Stillen schafft Nähe, überbrückt Grenzen, ist lustvoll
und ein grundlegendes Bedürfnis (S.137).
Machtspiele torpedieren die
Verschmelzung in der Beziehung
Bei einseitiger Veränderung oder bei Machtspielen kommt
es zum Missbrauch der Vereinigung. Diese
Grenzüberschreitungen werden schmerzhaft, werden zur
Qual, entwickeln eventuell Aggression etc. Das Paradies
der Vereinigung wird vergiftet. "Bindung wird zum
Besitzverhältnis umstrukturiert und zum [seelischen]

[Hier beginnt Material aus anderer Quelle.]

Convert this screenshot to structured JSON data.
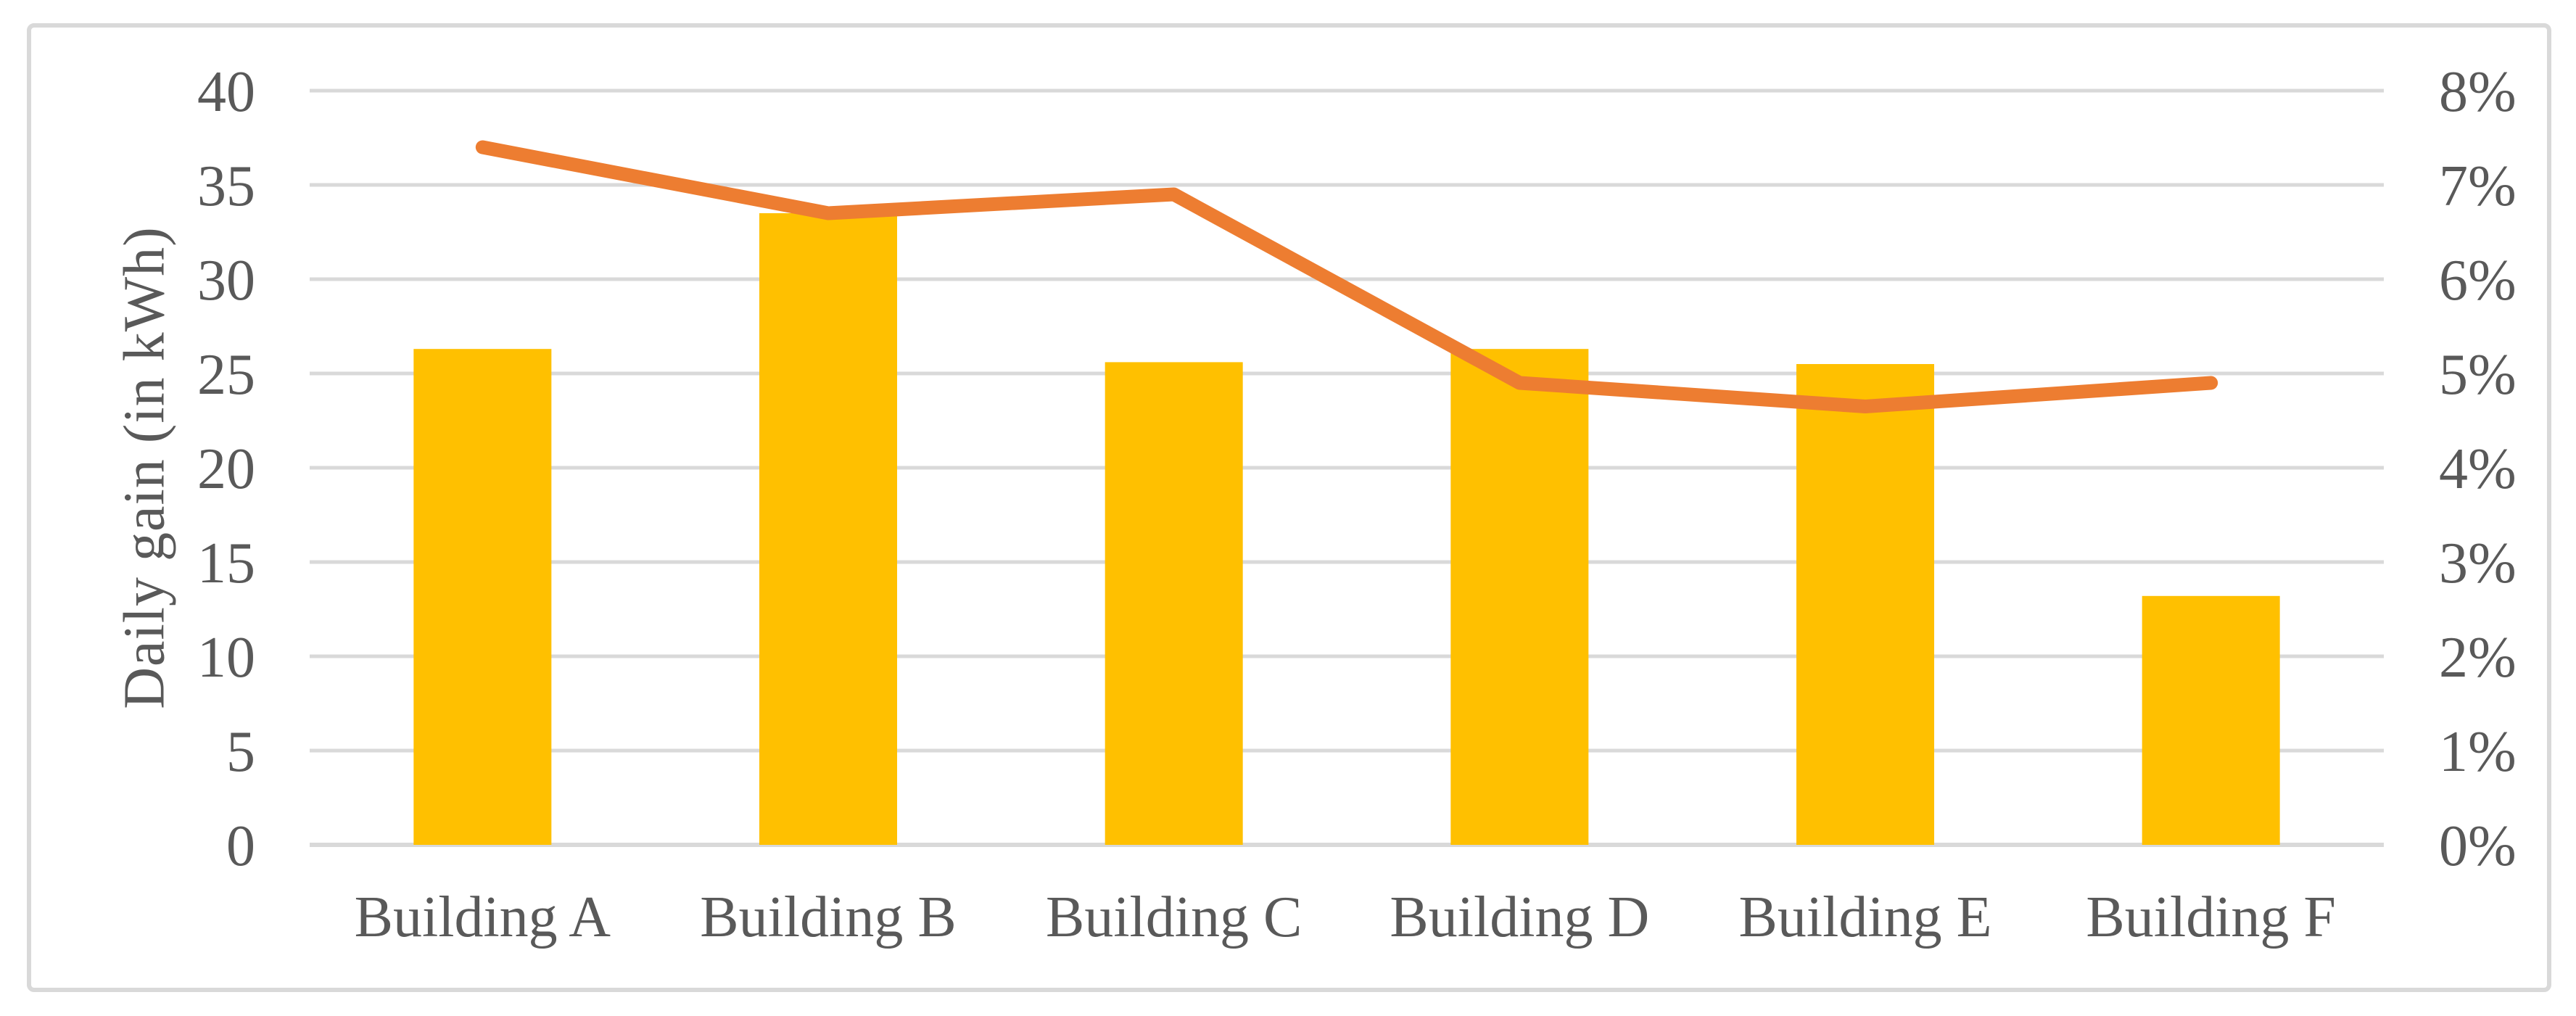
{
  "chart_data": {
    "type": "combo",
    "categories": [
      "Building A",
      "Building B",
      "Building C",
      "Building D",
      "Building E",
      "Building F"
    ],
    "series": [
      {
        "id": "daily-gain-bars",
        "type": "bar",
        "axis": "left",
        "values": [
          26.3,
          33.5,
          25.6,
          26.3,
          25.5,
          13.2
        ]
      },
      {
        "id": "percentage-line",
        "type": "line",
        "axis": "right",
        "values": [
          7.4,
          6.7,
          6.9,
          4.9,
          4.65,
          4.9
        ]
      }
    ],
    "left_axis": {
      "title": "Daily gain (in kWh)",
      "min": 0,
      "max": 40,
      "step": 5,
      "ticks": [
        "0",
        "5",
        "10",
        "15",
        "20",
        "25",
        "30",
        "35",
        "40"
      ]
    },
    "right_axis": {
      "min": 0,
      "max": 8,
      "step": 1,
      "ticks": [
        "0%",
        "1%",
        "2%",
        "3%",
        "4%",
        "5%",
        "6%",
        "7%",
        "8%"
      ]
    },
    "grid": true,
    "legend": "none",
    "colors": {
      "bar": "#FFC000",
      "line": "#ED7D31",
      "grid": "#D9D9D9",
      "border": "#D9D9D9",
      "text": "#595959",
      "background": "#FFFFFF"
    }
  }
}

Gefängnis pervertiert." (S.146).
[Diese Machtspiele kommen in psychischer oder sexueller
Weise unter Erwachsenen vor, oder in psychischer Weise
zwischen Eltern und Kindern als psychischer
Kindsmissbrauch vor, in sexueller Weise als körperlicher
Kindsmissbrauch].
Verschmelzung ohne
seelisch-psychische Grenzen
Wenn in der Kindheit und in der Jugend [durch Umstände
der Erziehung] keine seelisch-psychische Grenzen
ausgebildet werden konnten, dann besteht mit dem
Sexualpartner eine seelische Dauervereinigung. Auf lange
Sicht ist dies ein quälender Zustand, weil Distanz nicht
möglich ist (S.147).
[Dies kann für einen oder für beide Partner gelten].
Sex ohne seelische
Verschmelzung
Sex ohne seelische Vereinigung ist eine Vereinigung ohne
Ganzheitserlebnis. Eventuell kommt dann Scham
voreinander auf (S.137). Wenn die Menschen [durch
Umstände der Erziehung] kein Bewusstsein mehr haben, was
sie tun, kommt keine Scham mehr auf. Menschen, die
schamlosen Sex als Selbstverwirklichung bezeichnen,
haben dann sogar die Scham verloren. Dann werden die
inneren Wünsche und Defizite durch Sex verdeckt [bis die
ungebändigte zerstörerische Energie auftritt, oder bis
AIDS kommt] (S.138).
[Psychisch-seelische
Verschmelzung ohne Sex?
ist die "platonische Liebe", die dauernd ohne den
wesentlichen Teil des Körperkontakts auskommen muss und
als Vorphase einer Beziehung sicher positiv zu werten
ist, als Beziehung selbst aber krankhaft ist, Hemmungen
und hormonelle Defizite verursacht und Psychosen bis hin
zum verzweifelten Selbstmord verstärken kann].